Empirical essays on labor economics and digitization

2017 
This dissertation analyzes how two major events during the last three decades in Germany affect overall societal outcomes. These events are first the digitization of the economy and society through broadband internet and second the Reunification of East with West Germany. Both can be characterized as historical quasi-natural experiments at the macroeconomic level with profound impacts on individuals. The thesis covers two aspects of the economics of digitization: the effects of the introduction of broadband internet on crime, in particular sex crime and murder, and on the employment prospects among unemployed individuals.

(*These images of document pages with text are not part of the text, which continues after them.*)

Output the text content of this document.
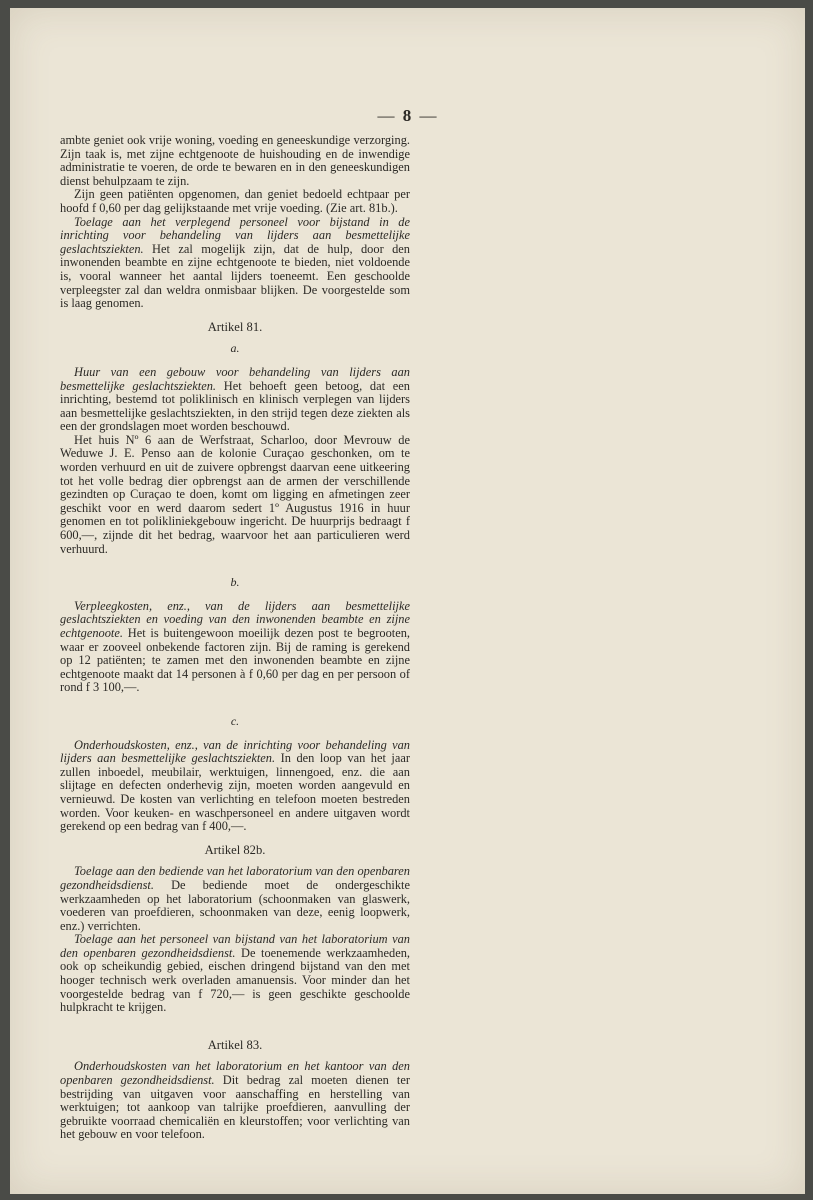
— 8 —

ambte geniet ook vrije woning, voeding en geneeskundige verzorging. Zijn taak is, met zijne echtgenoote de huishouding en de inwendige administratie te voeren, de orde te bewaren en in den geneeskundigen dienst behulpzaam te zijn.

Zijn geen patiënten opgenomen, dan geniet bedoeld echtpaar per hoofd f 0,60 per dag gelijkstaande met vrije voeding. (Zie art. 81b.).

Toelage aan het verplegend personeel voor bijstand in de inrichting voor behandeling van lijders aan besmettelijke geslachtsziekten. Het zal mogelijk zijn, dat de hulp, door den inwonenden beambte en zijne echtgenoote te bieden, niet voldoende is, vooral wanneer het aantal lijders toeneemt. Een geschoolde verpleegster zal dan weldra onmisbaar blijken. De voorgestelde som is laag genomen.

Artikel 81.
a.

Huur van een gebouw voor behandeling van lijders aan besmettelijke geslachtsziekten. Het behoeft geen betoog, dat een inrichting, bestemd tot poliklinisch en klinisch verplegen van lijders aan besmettelijke geslachtsziekten, in den strijd tegen deze ziekten als een der grondslagen moet worden beschouwd.

Het huis Nº 6 aan de Werfstraat, Scharloo, door Mevrouw de Weduwe J. E. Penso aan de kolonie Curaçao geschonken, om te worden verhuurd en uit de zuivere opbrengst daarvan eene uitkeering tot het volle bedrag dier opbrengst aan de armen der verschillende gezindten op Curaçao te doen, komt om ligging en afmetingen zeer geschikt voor en werd daarom sedert 1º Augustus 1916 in huur genomen en tot polikliniekgebouw ingericht. De huurprijs bedraagt f 600,—, zijnde dit het bedrag, waarvoor het aan particulieren werd verhuurd.

b.

Verpleegkosten, enz., van de lijders aan besmettelijke geslachtsziekten en voeding van den inwonenden beambte en zijne echtgenoote. Het is buitengewoon moeilijk dezen post te begrooten, waar er zooveel onbekende factoren zijn. Bij de raming is gerekend op 12 patiënten; te zamen met den inwonenden beambte en zijne echtgenoote maakt dat 14 personen à f 0,60 per dag en per persoon of rond f 3 100,—.

c.

Onderhoudskosten, enz., van de inrichting voor behandeling van lijders aan besmettelijke geslachtsziekten. In den loop van het jaar zullen inboedel, meubilair, werktuigen, linnengoed, enz. die aan slijtage en defecten onderhevig zijn, moeten worden aangevuld en vernieuwd. De kosten van verlichting en telefoon moeten bestreden worden. Voor keuken- en waschpersoneel en andere uitgaven wordt gerekend op een bedrag van f 400,—.

Artikel 82b.

Toelage aan den bediende van het laboratorium van den openbaren gezondheidsdienst. De bediende moet de ondergeschikte werkzaamheden op het laboratorium (schoonmaken van glaswerk, voederen van proefdieren, schoonmaken van deze, eenig loopwerk, enz.) verrichten.

Toelage aan het personeel van bijstand van het laboratorium van den openbaren gezondheidsdienst. De toenemende werkzaamheden, ook op scheikundig gebied, eischen dringend bijstand van den met hooger technisch werk overladen amanuensis. Voor minder dan het voorgestelde bedrag van f 720,— is geen geschikte geschoolde hulpkracht te krijgen.

Artikel 83.

Onderhoudskosten van het laboratorium en het kantoor van den openbaren gezondheidsdienst. Dit bedrag zal moeten dienen ter bestrijding van uitgaven voor aanschaffing en herstelling van werktuigen; tot aankoop van talrijke proefdieren, aanvulling der gebruikte voorraad chemicaliën en kleurstoffen; voor verlichting van het gebouw en voor telefoon.
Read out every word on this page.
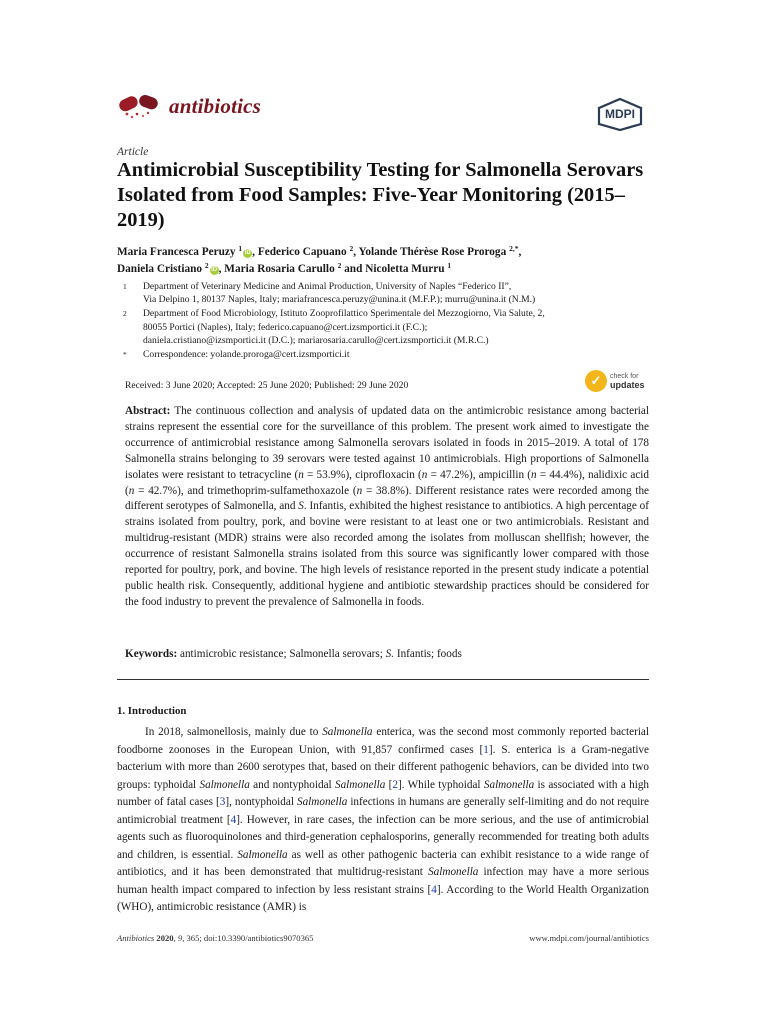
antibiotics	MDPI
Article
Antimicrobial Susceptibility Testing for Salmonella Serovars Isolated from Food Samples: Five-Year Monitoring (2015–2019)
Maria Francesca Peruzy $^1$ iD , Federico Capuano $^2$, Yolande Thérèse Rose Proroga $^{2,*}$,
Daniela Cristiano $^2$ iD , Maria Rosaria Carullo $^2$ and Nicoletta Murru $^1$
1	Department of Veterinary Medicine and Animal Production, University of Naples “Federico II”,
Via Delpino 1, 80137 Naples, Italy; mariafrancesca.peruzy@unina.it (M.F.P.); murru@unina.it (N.M.)
2	Department of Food Microbiology, Istituto Zooprofilattico Sperimentale del Mezzogiorno, Via Salute, 2,
80055 Portici (Naples), Italy; federico.capuano@cert.izsmportici.it (F.C.);
daniela.cristiano@izsmportici.it (D.C.); mariarosaria.carullo@cert.izsmportici.it (M.R.C.)
*	Correspondence: yolande.proroga@cert.izsmportici.it
Received: 3 June 2020; Accepted: 25 June 2020; Published: 29 June 2020	✓	check for
updates
Abstract: The continuous collection and analysis of updated data on the antimicrobic resistance among bacterial strains represent the essential core for the surveillance of this problem. The present work aimed to investigate the occurrence of antimicrobial resistance among Salmonella serovars isolated in foods in 2015–2019. A total of 178 Salmonella strains belonging to 39 serovars were tested against 10 antimicrobials. High proportions of Salmonella isolates were resistant to tetracycline (n = 53.9%), ciprofloxacin (n = 47.2%), ampicillin (n = 44.4%), nalidixic acid (n = 42.7%), and trimethoprim-sulfamethoxazole (n = 38.8%). Different resistance rates were recorded among the different serotypes of Salmonella, and S. Infantis, exhibited the highest resistance to antibiotics. A high percentage of strains isolated from poultry, pork, and bovine were resistant to at least one or two antimicrobials. Resistant and multidrug-resistant (MDR) strains were also recorded among the isolates from molluscan shellfish; however, the occurrence of resistant Salmonella strains isolated from this source was significantly lower compared with those reported for poultry, pork, and bovine. The high levels of resistance reported in the present study indicate a potential public health risk. Consequently, additional hygiene and antibiotic stewardship practices should be considered for the food industry to prevent the prevalence of Salmonella in foods.
Keywords: antimicrobic resistance; Salmonella serovars; S. Infantis; foods
1. Introduction
In 2018, salmonellosis, mainly due to Salmonella enterica, was the second most commonly reported bacterial foodborne zoonoses in the European Union, with 91,857 confirmed cases [1]. S. enterica is a Gram-negative bacterium with more than 2600 serotypes that, based on their different pathogenic behaviors, can be divided into two groups: typhoidal Salmonella and nontyphoidal Salmonella [2]. While typhoidal Salmonella is associated with a high number of fatal cases [3], nontyphoidal Salmonella infections in humans are generally self-limiting and do not require antimicrobial treatment [4]. However, in rare cases, the infection can be more serious, and the use of antimicrobial agents such as fluoroquinolones and third-generation cephalosporins, generally recommended for treating both adults and children, is essential. Salmonella as well as other pathogenic bacteria can exhibit resistance to a wide range of antibiotics, and it has been demonstrated that multidrug-resistant Salmonella infection may have a more serious human health impact compared to infection by less resistant strains [4]. According to the World Health Organization (WHO), antimicrobic resistance (AMR) is
Antibiotics 2020, 9, 365; doi:10.3390/antibiotics9070365	www.mdpi.com/journal/antibiotics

First, in a single-authored chapter, I show that broadband internet and sex crime are substitutes. The substitution effect operates through child sex abuse, whereas broadband internet has no effect on rape and murder. Second, in a joint chapter with Nicole Gurtzgen, Laura Pohlan and Gerard van den Berg, we show that high-speed internet leads to shorter unemployment durations. This effect is especially pronounced for unemployed males. Moreover, we document a positive effect on wages for male job seekers. The last chapter of the thesis covers one aspect in the field of transition economics. In a joint chapter with Nicole Gurtzgen we show that individuals at the lower end of the wage distribution under the socialistic regime of the German Democratic Republic (GDR) have a higher probability of low-wage employment during the first years after Reunification with West Germany. Already in the mid-1990s the effect reverses - formerly low-wage workers are catching up in terms of low-wage employment probability - and becomes essential zero thereafter.